2006 bekommt Michael Bertling eine halbe Stelle als Polizeipfarrer. Seit 2012 arbeitet er Vollzeit in dieser Funktion. Der Polizeiseelsorgebeirat, dem Vertreter der anhaltischen Landeskirche und der Polizeidirektion Ost angehören, forcierte das Projekt Polizeikirche.
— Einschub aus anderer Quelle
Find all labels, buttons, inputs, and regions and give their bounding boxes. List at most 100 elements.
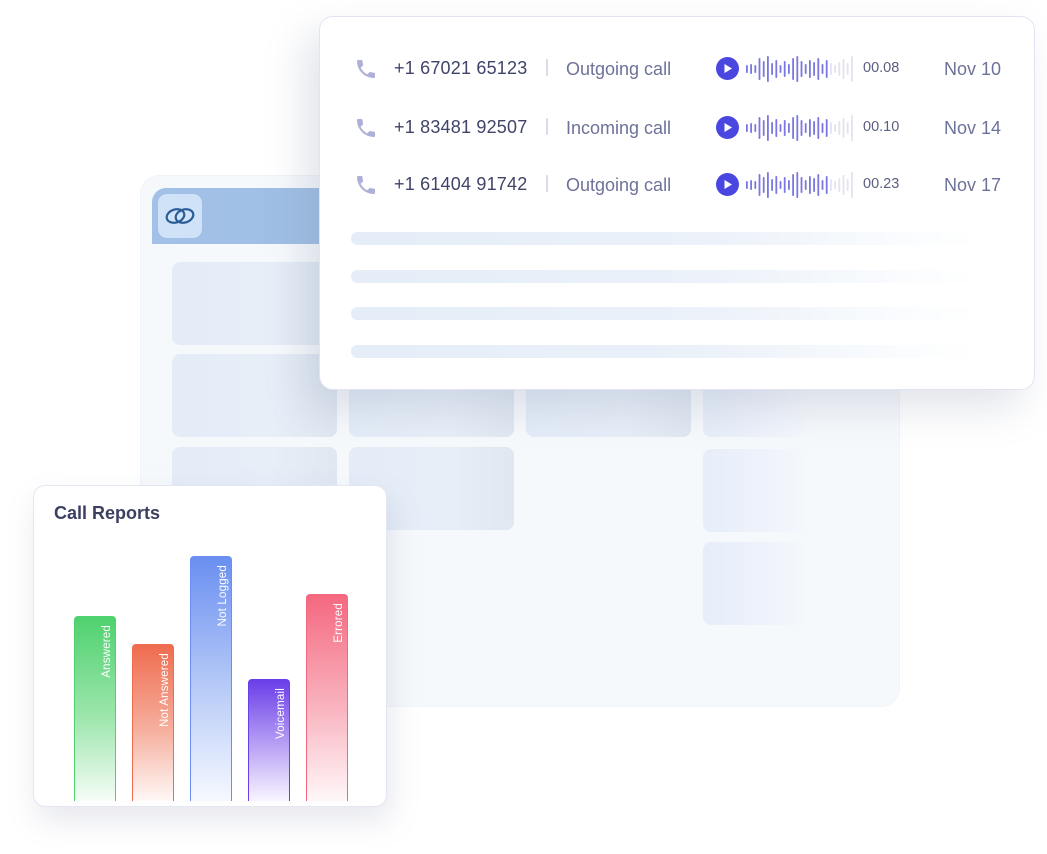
waveform-bar: [788, 64, 790, 74]
waveform-bar: [838, 121, 841, 135]
waveform-bar: [813, 121, 815, 135]
audio-waveform-icon[interactable]: [744, 114, 856, 142]
waveform-bar: [817, 117, 820, 139]
waveform-bar: [796, 56, 799, 82]
call-log-row[interactable]: +1 61404 91742 Outgoing call 00.23 Nov 1…: [320, 165, 1034, 205]
bar-answered[interactable]: Answered: [74, 616, 116, 801]
bar-not-logged[interactable]: Not Logged: [190, 556, 232, 801]
waveform-bar: [771, 179, 773, 191]
waveform-bar: [762, 177, 765, 193]
waveform-bar: [758, 58, 761, 80]
waveform-bar: [834, 124, 836, 132]
play-button[interactable]: [716, 173, 739, 196]
waveform-bar: [851, 172, 853, 198]
phone-icon: [357, 176, 375, 194]
waveform-bar: [817, 58, 820, 80]
waveform-bar: [746, 65, 748, 73]
phone-number: +1 83481 92507: [394, 117, 528, 137]
waveform-bar: [783, 177, 786, 193]
app-logo[interactable]: [158, 194, 202, 238]
card-title: Call Reports: [54, 503, 161, 523]
bar-voicemail[interactable]: Voicemail: [248, 678, 290, 801]
waveform-bar: [792, 174, 794, 196]
waveform-bar: [842, 175, 845, 195]
bar-label: Errored: [333, 602, 345, 643]
divider: [546, 59, 548, 76]
bar-label: Not Logged: [217, 565, 229, 627]
play-icon: [724, 180, 732, 189]
waveform-bar: [804, 64, 807, 74]
play-button[interactable]: [716, 57, 739, 80]
waveform-bar: [775, 176, 778, 194]
waveform-bar: [754, 65, 757, 73]
call-duration: 00.23: [863, 176, 900, 192]
waveform-bar: [813, 62, 815, 76]
bar-label: Answered: [101, 625, 113, 678]
call-type: Outgoing call: [566, 59, 672, 79]
audio-waveform-icon[interactable]: [744, 171, 856, 199]
waveform-bar: [746, 124, 748, 132]
waveform-bar: [775, 119, 778, 137]
call-type: Outgoing call: [566, 175, 672, 195]
waveform-bar: [821, 123, 824, 133]
waveform-bar: [825, 119, 828, 137]
waveform-bar: [800, 61, 803, 77]
audio-waveform-icon[interactable]: [744, 55, 856, 83]
waveform-bar: [767, 115, 769, 141]
waveform-bar: [758, 117, 761, 139]
phone-number: +1 67021 65123: [394, 58, 528, 78]
skeleton-line: [351, 345, 979, 358]
waveform-bar: [783, 61, 786, 77]
waveform-bar: [830, 122, 832, 134]
call-duration: 00.10: [863, 119, 900, 135]
call-log-card: +1 67021 65123 Outgoing call 00.08 Nov 1…: [319, 16, 1035, 390]
waveform-bar: [762, 120, 765, 136]
skeleton-line: [351, 307, 979, 320]
waveform-bar: [804, 180, 807, 190]
phone-icon: [357, 60, 375, 78]
waveform-bar: [796, 115, 799, 141]
bar-label: Voicemail: [275, 687, 287, 739]
phone-icon: [357, 119, 375, 137]
waveform-bar: [767, 172, 769, 198]
waveform-bar: [834, 65, 836, 73]
waveform-bar: [809, 60, 811, 78]
waveform-bar: [821, 180, 824, 190]
bar-not-answered[interactable]: Not Answered: [132, 643, 174, 801]
waveform-bar: [838, 62, 841, 76]
waveform-bar: [825, 176, 828, 194]
waveform-bar: [792, 117, 794, 139]
call-date: Nov 14: [944, 118, 1002, 138]
bar-label: Not Answered: [159, 652, 171, 727]
waveform-bar: [788, 123, 790, 133]
waveform-bar: [830, 179, 832, 191]
call-log-row[interactable]: +1 83481 92507 Incoming call 00.10 Nov 1…: [320, 108, 1034, 148]
call-type: Incoming call: [566, 118, 672, 138]
waveform-bar: [834, 181, 836, 189]
waveform-bar: [779, 124, 782, 132]
waveform-bar: [750, 123, 752, 133]
waveform-bar: [842, 118, 845, 138]
waveform-bar: [775, 60, 778, 78]
waveform-bar: [846, 63, 849, 75]
skeleton-tile: [172, 354, 337, 437]
bar-errored[interactable]: Errored: [306, 593, 348, 801]
waveform-bar: [813, 178, 815, 192]
divider: [546, 118, 548, 135]
waveform-bar: [817, 174, 820, 196]
call-date: Nov 17: [944, 175, 1002, 195]
waveform-bar: [800, 120, 803, 136]
waveform-bar: [842, 59, 845, 79]
waveform-bar: [846, 179, 849, 191]
play-button[interactable]: [716, 116, 739, 139]
waveform-bar: [792, 58, 794, 80]
waveform-bar: [762, 61, 765, 77]
waveform-bar: [796, 172, 799, 198]
waveform-bar: [771, 122, 773, 134]
waveform-bar: [750, 64, 752, 74]
skeleton-line: [351, 270, 979, 283]
waveform-bar: [851, 115, 853, 141]
waveform-bar: [809, 176, 811, 194]
call-log-row[interactable]: +1 67021 65123 Outgoing call 00.08 Nov 1…: [320, 49, 1034, 89]
skeleton-line: [351, 232, 979, 245]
Mit ihm als Polizeipfarrer ist die Schwellenangst für viele Polizeibedienstete gering, die Kirche zu betreten. »Es soll ein Schutzraum sein, wo jenseits aller Hierarchien Kraft getankt und Gedanken geordnet werden können«, beschreibt Michael Bertling die wichtigste Funktion der Kirche.
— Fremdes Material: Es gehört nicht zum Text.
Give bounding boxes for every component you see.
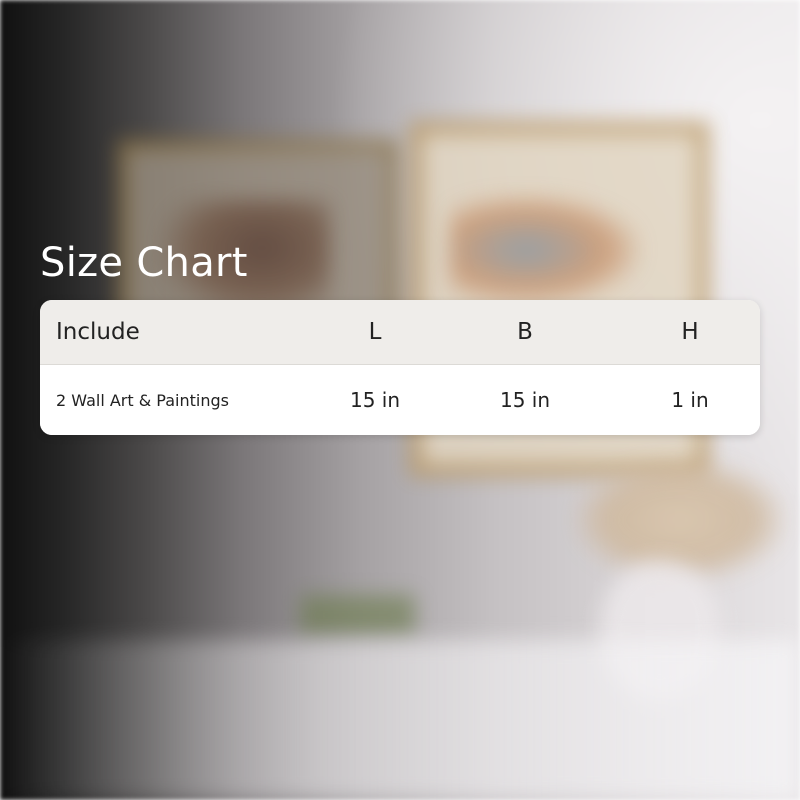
size-chart-title: Size Chart (40, 240, 248, 286)
cell-include: 2 Wall Art & Paintings (56, 390, 229, 410)
cell-breadth: 15 in (499, 388, 551, 412)
cell-height: 1 in (671, 388, 709, 412)
cell-length: 15 in (349, 388, 401, 412)
header-breadth: B (517, 319, 533, 345)
header-length: L (368, 319, 382, 345)
table-row: 2 Wall Art & Paintings 15 in 15 in 1 in (40, 365, 760, 435)
header-include: Include (56, 319, 140, 345)
blurred-flowers (575, 460, 785, 580)
header-height: H (681, 319, 699, 345)
blurred-horse-painting-right (450, 195, 640, 305)
blurred-plant (300, 595, 415, 635)
size-chart-table: Include L B H 2 Wall Art & Paintings 15 … (40, 300, 760, 435)
table-header-row: Include L B H (40, 300, 760, 365)
blurred-table (0, 640, 800, 800)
Auch Familientage für Polizeibedienstete und ihre Angehörigen, Segnungen zu Ehejubiläen von Polizisten und Trauerfeiern für im Dienst verstorbene Polizeibedienstete finden hier statt. Zudem gibt es regelmäßig Schulungen zur polizeilichen Berufsethik in der Kirche und im benachbarten Pfarrhaus.
Der Begriff Polizeikirche füllt sich immer mehr mit Leben. Auch über Anhalt hinaus wird das Projekt wahrgenommen. Andere Polizeidirektionen und die Bundespolizei informierten sich schon vor Ort über das Konzept. Wenngleich eine Polizeikirche nicht bedeutet, dass dort die Polizei dominiert. Das altehrwürdige Gemäuer in Großkühnau ist zugleich Gemeinde- und Radfahrerkirche.